Потрепав Ромыча по плечу, я подошёл к замершей Вивьен.
— Это — Вивьен, наша клавишница. В отличие от нас, она — изначально компьютерная программа, которой дали свободу воли по моему личному ходатайству. Но вот что я вам скажу. Вивьен — примерно в четыреста раз лучше некоторых так называемых «людей». И пусть временами она — беспринципная сука-манипуляторша, готовая жертвовать людьми ради достижения своих целей, она всё равно остаётся примерно лучшей клавишницей во Вселенной, хорошим другом и... беспринципной сукой-манипуляторшей, способной ради спасения друзей уничтожить весь мир.
Я вернулся к стойке, поставил на неё микрофон.
— А меня зовут — Мёрдок.
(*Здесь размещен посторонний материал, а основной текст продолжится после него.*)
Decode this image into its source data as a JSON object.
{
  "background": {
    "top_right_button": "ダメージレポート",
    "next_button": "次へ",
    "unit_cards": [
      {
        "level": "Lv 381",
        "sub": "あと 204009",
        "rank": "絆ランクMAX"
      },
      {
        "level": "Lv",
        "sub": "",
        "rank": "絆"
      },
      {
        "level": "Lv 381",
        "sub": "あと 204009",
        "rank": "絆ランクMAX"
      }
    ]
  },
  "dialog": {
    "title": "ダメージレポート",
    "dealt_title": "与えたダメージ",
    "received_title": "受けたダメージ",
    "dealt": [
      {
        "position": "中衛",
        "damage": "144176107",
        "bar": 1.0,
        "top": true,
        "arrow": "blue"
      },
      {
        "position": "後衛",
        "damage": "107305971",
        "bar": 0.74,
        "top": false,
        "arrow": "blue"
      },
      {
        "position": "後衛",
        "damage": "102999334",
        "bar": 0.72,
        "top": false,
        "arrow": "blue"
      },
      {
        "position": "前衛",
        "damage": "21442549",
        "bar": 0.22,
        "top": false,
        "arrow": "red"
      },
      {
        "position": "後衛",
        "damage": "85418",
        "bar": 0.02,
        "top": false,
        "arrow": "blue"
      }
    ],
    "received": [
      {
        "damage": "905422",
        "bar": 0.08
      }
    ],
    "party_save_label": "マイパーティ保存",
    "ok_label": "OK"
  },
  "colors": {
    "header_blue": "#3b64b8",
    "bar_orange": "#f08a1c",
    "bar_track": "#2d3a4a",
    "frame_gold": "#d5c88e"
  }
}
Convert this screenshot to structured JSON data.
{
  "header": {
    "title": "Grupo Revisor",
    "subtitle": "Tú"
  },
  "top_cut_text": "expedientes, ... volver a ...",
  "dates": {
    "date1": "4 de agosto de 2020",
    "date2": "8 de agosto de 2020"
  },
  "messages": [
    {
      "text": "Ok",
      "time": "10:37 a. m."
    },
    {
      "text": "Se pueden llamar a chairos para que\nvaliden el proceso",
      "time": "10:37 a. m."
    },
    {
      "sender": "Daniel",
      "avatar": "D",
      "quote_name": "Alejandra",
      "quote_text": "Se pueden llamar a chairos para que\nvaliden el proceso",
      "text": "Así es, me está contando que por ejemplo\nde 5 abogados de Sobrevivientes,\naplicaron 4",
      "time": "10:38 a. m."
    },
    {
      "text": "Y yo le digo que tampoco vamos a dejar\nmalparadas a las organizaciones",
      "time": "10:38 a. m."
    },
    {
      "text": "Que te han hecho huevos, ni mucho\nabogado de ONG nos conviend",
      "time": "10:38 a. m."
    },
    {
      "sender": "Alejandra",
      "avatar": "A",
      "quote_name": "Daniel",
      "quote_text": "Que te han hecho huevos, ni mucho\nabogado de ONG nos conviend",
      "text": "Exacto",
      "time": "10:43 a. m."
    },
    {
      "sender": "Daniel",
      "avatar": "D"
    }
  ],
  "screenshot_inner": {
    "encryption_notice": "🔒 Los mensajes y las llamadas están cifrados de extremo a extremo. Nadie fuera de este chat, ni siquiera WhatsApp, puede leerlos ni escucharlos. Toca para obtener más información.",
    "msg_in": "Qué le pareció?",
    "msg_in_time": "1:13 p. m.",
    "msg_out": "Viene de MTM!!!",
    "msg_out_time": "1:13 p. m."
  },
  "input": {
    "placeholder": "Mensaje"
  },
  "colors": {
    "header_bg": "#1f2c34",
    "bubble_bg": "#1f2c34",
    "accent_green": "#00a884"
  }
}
Вот и всё, что вам нужно обо мне знать.
TRACK_66
Мы ушли со сцены.
Процесс этот состоял из двух этапов. Первый — переключиться с реала на виртуал. Второе — с**бнуть со сцены в виртуале. Поскольку инструменты легко убирались в инвентарь, проблем с этим не возникло.
Здесь, в Линтоне, нам тоже хлопали и куда более интенсивно, чем в реале.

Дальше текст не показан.